Catedrático emérito en la Universidad de Duke (Durham), Frances asegura que “no estamos más locos” que en el pasado, aunque nos lo quieran hacer creer.

¿Cuál diría usted que es la frontera entre lo que es normal y lo qué no lo es?

Esto es la pregunta más importante, pero también es la más difícil de responder. No hay ninguna línea brillante que os permita separarlo. Las definiciones de enfermedad han sido diluidas progresivamente, y no sólo por la Psiquiatría sino también por el resto de los profesionales de la medicina. No toda la tristeza es un trastorno depresivo mayor, como quieren hacernos creer. No todas las preocupaciones son un trastorno de ansiedad generalizada. Y no todos los que tienen ligeramente elevados niveles de azúcar en la sangre o presión arterial padecen diabetes o hipertensión. Son límites que están borrosos, y por tanto sujetos a la manipulación. Especialmente, por parte de las compañías farmacéuticas, que quieren ampliar su cuota de mercado y sus ganancias mediante la expansión del Reino de la enfermedad, reduciendo el Reino de lo Normal. Esas grandes compañías han tenido mucho éxito al convencer a los médicos y al público de que problemas que son esperables en la vida cotidiana en realidad se trata de trastornos mentales causados por un desequilibrio químico que ellos se encargan de solucionar.

Entonces ¿cuántas enfermedades nos hemos ‘inventado’ en los últimos 50 años que nos hacen sentir cada vez ‘más locos’?

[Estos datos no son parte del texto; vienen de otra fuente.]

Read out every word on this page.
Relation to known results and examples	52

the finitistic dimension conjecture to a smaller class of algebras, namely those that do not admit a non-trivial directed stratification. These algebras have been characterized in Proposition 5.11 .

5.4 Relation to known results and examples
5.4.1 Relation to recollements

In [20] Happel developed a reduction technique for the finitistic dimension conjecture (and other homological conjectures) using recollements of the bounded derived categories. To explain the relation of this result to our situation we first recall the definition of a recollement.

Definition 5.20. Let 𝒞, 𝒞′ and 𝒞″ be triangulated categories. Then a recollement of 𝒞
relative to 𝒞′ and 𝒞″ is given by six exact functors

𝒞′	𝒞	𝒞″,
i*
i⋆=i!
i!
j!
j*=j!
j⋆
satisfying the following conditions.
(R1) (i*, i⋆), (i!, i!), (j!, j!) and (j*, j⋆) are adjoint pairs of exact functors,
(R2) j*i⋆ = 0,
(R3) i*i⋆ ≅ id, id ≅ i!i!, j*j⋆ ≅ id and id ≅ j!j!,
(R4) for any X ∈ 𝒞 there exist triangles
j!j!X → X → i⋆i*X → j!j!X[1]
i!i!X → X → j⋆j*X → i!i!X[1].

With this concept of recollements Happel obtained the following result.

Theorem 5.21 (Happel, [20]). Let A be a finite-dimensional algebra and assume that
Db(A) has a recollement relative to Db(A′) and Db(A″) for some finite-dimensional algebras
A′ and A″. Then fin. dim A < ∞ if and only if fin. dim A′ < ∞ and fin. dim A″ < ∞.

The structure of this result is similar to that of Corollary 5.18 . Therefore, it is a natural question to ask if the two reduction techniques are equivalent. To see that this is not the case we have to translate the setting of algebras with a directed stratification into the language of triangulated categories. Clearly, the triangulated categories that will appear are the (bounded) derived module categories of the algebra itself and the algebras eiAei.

Unas cuantas, aunque las personas para nada están más locas. Pero es verdad que esa redefinición como trastorno mental de experiencias que eran parte de la vida cotidiana ha sido útil para algunas personas que han sido etiquetadas como pacientes y que se sienten consoladas al tener un diagnóstico. Tener ese diagnóstico hace que ya no se sientan confundidas, solas y las únicas condenadas a sufrir. Es más, se convencen de que pueden mirar adelante con un tratamiento eficaz. Pero muchos son diagnosticados por problemas temporales que probablemente mejorarían por si solos, sin necesidad de fármacos. Deberíamos reservar los diagnósticos para los problemas que son graves de verdad, los que deterioran la vida porque son perdurables y omnipresentes. Y, en caso de duda, es mejor que haya un infra-diagnostico en lugar de un sobrediagnóstico, como se hace ahora. Darlo con demasiada facilidad puede perseguir a alguien durante toda la vida.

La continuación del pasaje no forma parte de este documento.